Sakit. Tubuhku terasa sangat sakit. Hantaman tak terduga itu membuat tubuhku bergetar hebat dan serasa remuk. Dapat ku rasakan semua penyiksaan itu. Ku dengar dengan jelas nafas tak beraturanku. Ku rasakan prih dan ngilu di setiap poros tubuhku. Lalu dia ....... wajahnya sudah penuh dengan darah. Dia menutup mata, namun masih bernafas meskipun dengan berat. Ku coba untuk membangunkannya. Tapi dia tidak bergerak. Api mulai merayap mendekati kami. Sangat cepat. Mataku membulat dan aku berteriak ....
Mendadak aku berpindah tempat dan mendapatkan sudut pandang yang berbeda. Rasa sakit itu masih dapat ku rasakan. Tapi kali ini aku tidak berada di dalam mobil itu. Aku berdiri di tepi jalan dan memandangnya dari kejauhan. Mobil tersebut dalam keadaan buruk. Bagian belakangnya mengeluarkan asap hitam dan perlahan api menyala di sana.
Aku melihat wajahnya masih terpejam. Ku coba berteriak untuk membangunkannya. Tapi tidak ada suara yang keluar. Aku mencoba berlari. Tapi kemudian ada rantai yang menjerat kakiku dan menahanku di tempat. Aku melihat matanya mulai terbuka dan dia membisikkan sesuatu. Suara bisikannya sangat keras bahkan menggema di sekelilingku.
"Tolong aku."
Mataku terbuka lebar disertai nafas tersengal. Tubuhku bergetar hebat. Otot-otot tubuhku mengeras.

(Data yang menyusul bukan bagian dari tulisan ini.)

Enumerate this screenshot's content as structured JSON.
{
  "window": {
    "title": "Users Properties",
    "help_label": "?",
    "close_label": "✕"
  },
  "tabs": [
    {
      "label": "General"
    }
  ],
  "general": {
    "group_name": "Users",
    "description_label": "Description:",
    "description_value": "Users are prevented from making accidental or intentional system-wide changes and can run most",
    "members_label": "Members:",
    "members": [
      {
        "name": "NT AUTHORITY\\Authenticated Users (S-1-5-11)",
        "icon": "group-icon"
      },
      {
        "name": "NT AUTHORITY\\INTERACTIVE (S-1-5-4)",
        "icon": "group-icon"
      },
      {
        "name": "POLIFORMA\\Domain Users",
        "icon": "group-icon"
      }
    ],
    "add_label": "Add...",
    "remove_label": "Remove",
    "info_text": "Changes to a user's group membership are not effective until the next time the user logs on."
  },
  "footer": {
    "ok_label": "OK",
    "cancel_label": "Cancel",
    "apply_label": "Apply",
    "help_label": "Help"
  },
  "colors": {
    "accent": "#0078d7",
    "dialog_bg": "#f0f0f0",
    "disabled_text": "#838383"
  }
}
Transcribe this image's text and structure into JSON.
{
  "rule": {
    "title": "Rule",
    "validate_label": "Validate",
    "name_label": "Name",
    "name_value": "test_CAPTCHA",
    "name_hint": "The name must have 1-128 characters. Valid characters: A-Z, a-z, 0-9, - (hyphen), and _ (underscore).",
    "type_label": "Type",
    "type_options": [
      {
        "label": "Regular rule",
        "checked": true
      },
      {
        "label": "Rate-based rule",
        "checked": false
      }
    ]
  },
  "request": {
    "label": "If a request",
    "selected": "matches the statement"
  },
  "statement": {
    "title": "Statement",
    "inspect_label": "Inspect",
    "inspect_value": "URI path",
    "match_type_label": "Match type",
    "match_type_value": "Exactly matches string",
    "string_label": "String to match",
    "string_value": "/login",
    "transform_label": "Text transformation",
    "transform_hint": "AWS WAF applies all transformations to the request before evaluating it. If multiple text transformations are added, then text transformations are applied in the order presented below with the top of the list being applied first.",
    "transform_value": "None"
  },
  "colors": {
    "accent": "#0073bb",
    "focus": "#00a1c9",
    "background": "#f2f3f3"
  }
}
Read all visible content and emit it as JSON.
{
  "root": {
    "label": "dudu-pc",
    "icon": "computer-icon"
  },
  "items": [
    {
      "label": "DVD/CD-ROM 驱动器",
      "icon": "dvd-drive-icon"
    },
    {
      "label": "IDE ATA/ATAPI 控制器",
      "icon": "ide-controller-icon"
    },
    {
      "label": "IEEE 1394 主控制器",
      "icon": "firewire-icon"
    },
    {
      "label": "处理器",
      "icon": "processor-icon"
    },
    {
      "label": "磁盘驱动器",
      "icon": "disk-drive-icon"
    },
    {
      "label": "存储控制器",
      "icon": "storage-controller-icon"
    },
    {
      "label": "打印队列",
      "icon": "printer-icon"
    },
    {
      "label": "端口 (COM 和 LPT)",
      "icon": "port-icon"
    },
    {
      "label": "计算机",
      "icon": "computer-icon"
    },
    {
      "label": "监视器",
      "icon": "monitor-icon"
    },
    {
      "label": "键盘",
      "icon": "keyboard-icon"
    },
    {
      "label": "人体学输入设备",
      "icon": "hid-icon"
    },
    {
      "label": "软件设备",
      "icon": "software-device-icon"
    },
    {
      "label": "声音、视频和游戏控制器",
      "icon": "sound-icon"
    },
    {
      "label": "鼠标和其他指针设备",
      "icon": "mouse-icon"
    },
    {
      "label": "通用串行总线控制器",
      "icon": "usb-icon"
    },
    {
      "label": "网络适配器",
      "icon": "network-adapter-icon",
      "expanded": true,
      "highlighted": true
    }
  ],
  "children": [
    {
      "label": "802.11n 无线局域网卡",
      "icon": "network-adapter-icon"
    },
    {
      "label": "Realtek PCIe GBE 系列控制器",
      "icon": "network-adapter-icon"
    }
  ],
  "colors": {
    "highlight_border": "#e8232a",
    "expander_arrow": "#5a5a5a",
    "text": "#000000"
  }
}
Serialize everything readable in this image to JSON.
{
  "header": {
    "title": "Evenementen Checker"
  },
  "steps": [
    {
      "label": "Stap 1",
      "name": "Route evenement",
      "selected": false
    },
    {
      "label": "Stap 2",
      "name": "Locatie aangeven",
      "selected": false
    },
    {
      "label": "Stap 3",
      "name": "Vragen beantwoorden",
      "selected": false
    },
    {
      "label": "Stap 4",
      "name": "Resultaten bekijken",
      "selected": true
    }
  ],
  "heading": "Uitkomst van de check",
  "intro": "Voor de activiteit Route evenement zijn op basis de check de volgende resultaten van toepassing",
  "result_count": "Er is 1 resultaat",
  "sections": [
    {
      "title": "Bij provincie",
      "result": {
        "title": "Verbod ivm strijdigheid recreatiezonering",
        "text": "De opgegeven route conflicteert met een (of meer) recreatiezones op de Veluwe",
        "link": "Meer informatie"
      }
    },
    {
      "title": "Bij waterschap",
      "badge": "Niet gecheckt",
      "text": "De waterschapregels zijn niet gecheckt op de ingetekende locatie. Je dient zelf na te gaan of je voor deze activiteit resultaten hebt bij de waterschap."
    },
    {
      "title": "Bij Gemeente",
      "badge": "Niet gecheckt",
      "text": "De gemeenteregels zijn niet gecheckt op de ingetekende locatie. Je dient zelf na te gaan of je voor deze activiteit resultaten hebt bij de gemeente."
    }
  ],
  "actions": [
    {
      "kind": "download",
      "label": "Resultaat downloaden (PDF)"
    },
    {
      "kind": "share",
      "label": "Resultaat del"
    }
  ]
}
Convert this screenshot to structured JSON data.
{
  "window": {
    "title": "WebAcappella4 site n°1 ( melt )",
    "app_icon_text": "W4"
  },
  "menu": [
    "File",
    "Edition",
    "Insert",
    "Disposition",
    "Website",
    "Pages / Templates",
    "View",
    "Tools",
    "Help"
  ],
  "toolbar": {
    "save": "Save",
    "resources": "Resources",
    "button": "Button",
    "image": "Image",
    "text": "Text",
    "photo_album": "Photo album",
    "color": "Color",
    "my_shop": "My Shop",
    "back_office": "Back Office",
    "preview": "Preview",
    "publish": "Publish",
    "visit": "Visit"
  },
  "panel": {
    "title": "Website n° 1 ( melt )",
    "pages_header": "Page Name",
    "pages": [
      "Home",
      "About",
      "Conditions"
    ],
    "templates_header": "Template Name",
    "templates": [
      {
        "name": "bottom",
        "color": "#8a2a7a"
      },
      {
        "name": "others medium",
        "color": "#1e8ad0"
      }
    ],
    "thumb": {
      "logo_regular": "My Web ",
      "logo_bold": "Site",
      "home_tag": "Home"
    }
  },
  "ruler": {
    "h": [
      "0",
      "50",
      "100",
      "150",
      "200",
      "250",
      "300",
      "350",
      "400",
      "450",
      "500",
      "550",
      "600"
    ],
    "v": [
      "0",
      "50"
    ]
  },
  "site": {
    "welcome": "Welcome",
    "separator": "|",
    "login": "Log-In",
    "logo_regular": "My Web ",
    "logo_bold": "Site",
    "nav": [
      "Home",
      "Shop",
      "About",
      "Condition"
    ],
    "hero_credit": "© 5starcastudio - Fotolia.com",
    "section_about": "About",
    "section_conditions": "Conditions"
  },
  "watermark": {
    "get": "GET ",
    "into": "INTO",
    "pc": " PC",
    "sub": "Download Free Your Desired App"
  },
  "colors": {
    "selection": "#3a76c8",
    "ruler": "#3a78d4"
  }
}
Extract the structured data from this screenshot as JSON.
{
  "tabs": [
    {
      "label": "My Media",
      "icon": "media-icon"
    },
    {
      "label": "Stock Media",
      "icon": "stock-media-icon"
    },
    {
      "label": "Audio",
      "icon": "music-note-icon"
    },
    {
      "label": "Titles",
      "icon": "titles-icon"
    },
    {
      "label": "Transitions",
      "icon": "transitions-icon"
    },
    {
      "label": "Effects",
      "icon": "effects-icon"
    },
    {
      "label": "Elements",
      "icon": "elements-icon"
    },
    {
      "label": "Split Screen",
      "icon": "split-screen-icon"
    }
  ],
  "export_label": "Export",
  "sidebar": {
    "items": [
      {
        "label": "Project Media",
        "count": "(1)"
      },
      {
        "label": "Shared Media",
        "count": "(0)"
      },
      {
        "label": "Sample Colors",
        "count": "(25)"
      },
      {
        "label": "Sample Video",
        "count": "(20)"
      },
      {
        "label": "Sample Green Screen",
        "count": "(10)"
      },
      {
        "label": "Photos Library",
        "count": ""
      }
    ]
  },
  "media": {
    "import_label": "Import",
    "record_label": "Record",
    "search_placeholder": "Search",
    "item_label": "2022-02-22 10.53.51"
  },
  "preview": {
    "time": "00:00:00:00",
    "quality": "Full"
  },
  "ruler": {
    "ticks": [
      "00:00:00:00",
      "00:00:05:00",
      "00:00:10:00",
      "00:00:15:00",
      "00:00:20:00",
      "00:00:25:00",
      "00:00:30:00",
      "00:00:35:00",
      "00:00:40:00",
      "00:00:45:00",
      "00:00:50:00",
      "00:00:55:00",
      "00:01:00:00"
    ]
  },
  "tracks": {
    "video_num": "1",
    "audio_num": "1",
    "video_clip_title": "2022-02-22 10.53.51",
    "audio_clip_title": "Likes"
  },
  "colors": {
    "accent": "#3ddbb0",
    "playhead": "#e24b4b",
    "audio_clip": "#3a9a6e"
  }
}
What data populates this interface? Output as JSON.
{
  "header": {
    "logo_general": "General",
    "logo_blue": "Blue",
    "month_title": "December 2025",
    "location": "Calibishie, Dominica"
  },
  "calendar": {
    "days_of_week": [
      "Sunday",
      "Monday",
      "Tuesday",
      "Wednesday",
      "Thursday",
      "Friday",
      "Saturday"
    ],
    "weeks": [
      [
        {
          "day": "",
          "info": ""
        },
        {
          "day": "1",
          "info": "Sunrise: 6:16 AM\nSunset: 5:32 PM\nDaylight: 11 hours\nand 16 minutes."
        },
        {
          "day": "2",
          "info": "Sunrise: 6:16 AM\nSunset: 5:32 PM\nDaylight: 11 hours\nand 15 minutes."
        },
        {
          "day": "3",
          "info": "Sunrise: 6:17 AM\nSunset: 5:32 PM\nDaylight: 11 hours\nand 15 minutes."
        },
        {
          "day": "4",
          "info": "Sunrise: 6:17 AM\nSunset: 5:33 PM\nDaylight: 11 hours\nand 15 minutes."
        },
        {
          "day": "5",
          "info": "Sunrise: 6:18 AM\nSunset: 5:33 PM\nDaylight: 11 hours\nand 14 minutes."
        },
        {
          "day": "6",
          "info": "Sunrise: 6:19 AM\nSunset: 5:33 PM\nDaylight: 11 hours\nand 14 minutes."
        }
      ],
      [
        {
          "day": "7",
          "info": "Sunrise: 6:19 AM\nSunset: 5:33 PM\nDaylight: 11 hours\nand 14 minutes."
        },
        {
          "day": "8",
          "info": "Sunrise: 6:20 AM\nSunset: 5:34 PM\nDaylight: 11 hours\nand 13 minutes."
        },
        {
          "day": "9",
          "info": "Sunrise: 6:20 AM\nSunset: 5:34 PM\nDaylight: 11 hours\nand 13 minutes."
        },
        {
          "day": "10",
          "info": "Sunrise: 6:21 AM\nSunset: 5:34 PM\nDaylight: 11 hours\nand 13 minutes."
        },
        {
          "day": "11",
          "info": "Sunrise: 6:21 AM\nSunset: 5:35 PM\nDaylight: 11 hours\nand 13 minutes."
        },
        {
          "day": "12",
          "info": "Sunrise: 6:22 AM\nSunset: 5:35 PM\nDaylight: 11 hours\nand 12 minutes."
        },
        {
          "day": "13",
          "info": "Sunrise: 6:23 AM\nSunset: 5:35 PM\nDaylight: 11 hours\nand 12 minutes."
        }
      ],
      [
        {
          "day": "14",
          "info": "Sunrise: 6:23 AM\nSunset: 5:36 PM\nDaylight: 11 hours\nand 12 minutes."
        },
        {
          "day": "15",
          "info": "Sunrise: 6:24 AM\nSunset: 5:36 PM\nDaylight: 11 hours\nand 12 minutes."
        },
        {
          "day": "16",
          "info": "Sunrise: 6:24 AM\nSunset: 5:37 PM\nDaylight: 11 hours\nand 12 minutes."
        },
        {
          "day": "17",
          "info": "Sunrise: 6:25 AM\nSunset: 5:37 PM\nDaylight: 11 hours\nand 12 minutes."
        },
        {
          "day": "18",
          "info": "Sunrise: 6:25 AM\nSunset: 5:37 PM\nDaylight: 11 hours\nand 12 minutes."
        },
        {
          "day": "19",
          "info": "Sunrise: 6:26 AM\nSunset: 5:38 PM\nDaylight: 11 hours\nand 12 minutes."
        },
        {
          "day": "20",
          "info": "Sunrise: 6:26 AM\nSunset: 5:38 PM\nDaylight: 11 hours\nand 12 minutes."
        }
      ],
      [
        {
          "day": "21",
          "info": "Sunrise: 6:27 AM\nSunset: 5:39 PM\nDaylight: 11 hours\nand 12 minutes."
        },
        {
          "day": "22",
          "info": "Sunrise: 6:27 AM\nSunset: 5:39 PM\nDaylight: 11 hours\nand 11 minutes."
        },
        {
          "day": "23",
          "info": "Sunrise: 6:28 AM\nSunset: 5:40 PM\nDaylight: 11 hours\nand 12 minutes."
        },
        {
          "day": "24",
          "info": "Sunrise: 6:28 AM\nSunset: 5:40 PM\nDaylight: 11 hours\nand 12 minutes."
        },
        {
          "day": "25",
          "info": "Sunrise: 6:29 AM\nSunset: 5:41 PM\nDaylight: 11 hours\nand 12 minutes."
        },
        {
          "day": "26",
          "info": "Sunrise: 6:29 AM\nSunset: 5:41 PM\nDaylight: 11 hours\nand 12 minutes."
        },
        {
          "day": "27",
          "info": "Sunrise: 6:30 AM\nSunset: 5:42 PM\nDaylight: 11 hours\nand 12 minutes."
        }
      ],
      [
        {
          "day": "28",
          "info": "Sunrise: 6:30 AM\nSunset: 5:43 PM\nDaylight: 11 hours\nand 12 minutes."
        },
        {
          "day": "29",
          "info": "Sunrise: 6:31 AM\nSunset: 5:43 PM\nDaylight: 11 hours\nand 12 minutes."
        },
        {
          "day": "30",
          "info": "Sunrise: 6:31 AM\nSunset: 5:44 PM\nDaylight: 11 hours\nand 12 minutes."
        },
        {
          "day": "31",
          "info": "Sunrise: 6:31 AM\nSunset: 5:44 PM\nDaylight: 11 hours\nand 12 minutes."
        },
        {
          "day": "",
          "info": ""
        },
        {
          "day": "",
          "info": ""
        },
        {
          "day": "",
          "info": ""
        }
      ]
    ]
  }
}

Mimpi itu kembali datang. Meskipun ada beberapa bagian yang berbeda, namun secara keseluruhan, mimpi tersebut sama dengan mimpi yang selalu ku dapatkan. Mobi, api, sakit, dan ..... dia. Kepalaku terasa pening. Ku tangkup wajah dengan kedua tanganku. Mencoba kembali mendapatkan kesadaran diriku dan melupakan mimpi tersebut.
Pasti aku telah tertidur di sofa. Aku terlalu lelah dengan semua hal tak terduga yang ku alami. Aku sangat ingin tidur hingga aku tidak berfikir mengenai pil tidur. Dan lihatlah sekarang akibatnya.
"Kau baik-baik saja?" Aku terkejut dengan suara tersebut. Kepalaku langsung menoleh ke samping dan mendapati Justin duduk di seberang. Memandangiku dengan kesungguhan. "Kau berkeringat." Lanjutnya. Ya. Aku juga merasakannya.
"Tak apa." Jawabku. Kemudian aku mencoba untuk duduk. "Hanya mimpi buruk." Memang mungkin terdengar aneh ketika seseorang mendapatkan mimpi di tidur siang mereka. Itu sangat jarang terjadi. Tapi kenyataannya, kelangkaan tersebut memang terjadi padaku. Aku akan selalu bermimpi jika mataku terpejam. Itulah sebabnya aku membutuhkan pil tidur. Mereka membuatku tidak bermimpi. "Jam berapa sekarang?" Aku bertanya untuk merubah topik pembicaraan.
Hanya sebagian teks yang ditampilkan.